Are ETFs Shifting Back to Passive Investing?

Morningstar’s ETF expert, Scott Burns, sees a long-term shift to passive investing, but “managed solutions” packaging ETFs will also grow rapidly. 

The market plunge in 2008 was much harder to explain to investors in active-managed funds, says Burns, who directs ETF, Closed-End and Alternative Fund Research for Morningstar. As a result, many planners are switching to passive investments, especially exchange-traded funds. The move is part of an overall shift to fee-based planning practices, which he says, involve less hand-holding.

“Even during the massive outflows in 2008, passive investments still had inflows, both in stocks and bonds, “ Burns told Financial Planning. Passive investors kept investing and rebalanced their portfolios to maintain their allocations. “The big panic came with investors who had been sold on an active manager,” he said. “Even if you did better than the benchmark, the investor didn’t expect to ever have a losing year.”

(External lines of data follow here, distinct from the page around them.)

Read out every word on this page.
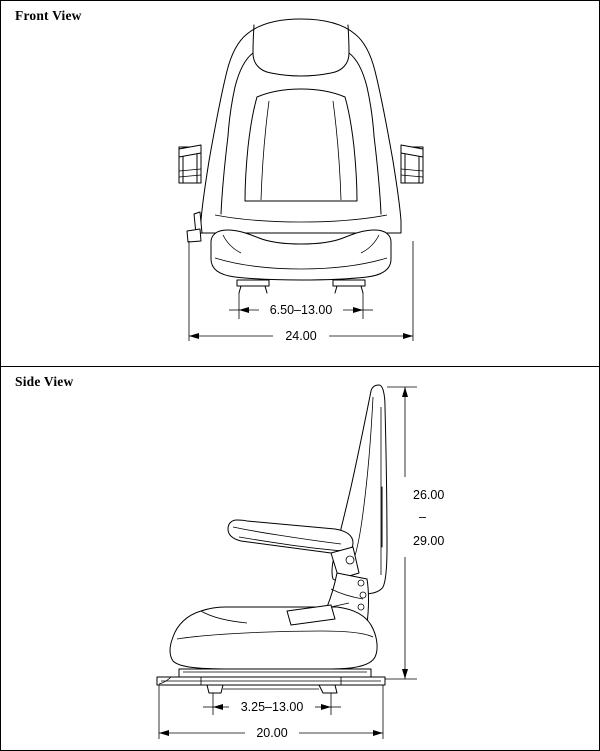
Front View
6.50–13.00
24.00
Side View
26.00
–
29.00
3.25–13.00
20.00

Total U.S. investments in ETFs are approaching a trillion—about 10% of the total investment in mutual funds--and are greater globally. In their first decade, from 1994 to 2004, ETFs became a favorite for institutional investors. Between 2004 and 2006, they began attracting individual investors and advisors both for trading and for buy-and-hold strategies.  Today, ETFs account for 38-45% of the trading volume of the New York Stock Exchange and the major players—the SPDER (S&P 500), QQQ (Nasdaq 100), EEM (Ishares emerging markets)--are “more heavily traded than anything on the planet,” he said. Its now possible to trade ETFs for free at Vanguard and Schwab, and the lower fees make it possible to use ETF for dollar-cost-averaging approaches involving small amounts.  ETFs don’t carry sales loads and without a 12b1 fee, save another 20 basis points over a mutual fund.

ETFs offer the easy diversification, low expenses and tax efficiency of index mutual funds, along with the attractions of ordinary stock—the possibility of setting limit orders, short-selling or using options.

Although most ETFs are passive, there is a “nascent” move toward actively managed ETFs and rapid growth in “managed ETF solutions” with tactical structures that allow managers to pick up on momentum. “This will be the fastest growing area,” for ETFs, Burns said, predicting that in five to ten years the majority of advisors offering ETFs to their clients will use a “turn-key ETF solution.”  The strategies are getting good results in the academic literature, Burns said.

Will ETFs kill mutual fund companies? No, says Burns, because major mutual fund companies like Vanguard also provide ETFs. Some mutual fund companies that haven’t gone into ETFs are T. Rowe Price, Templeton and American Funds. Fidelity has been committed to active investing, but offers Ishares ETFs to its brokers.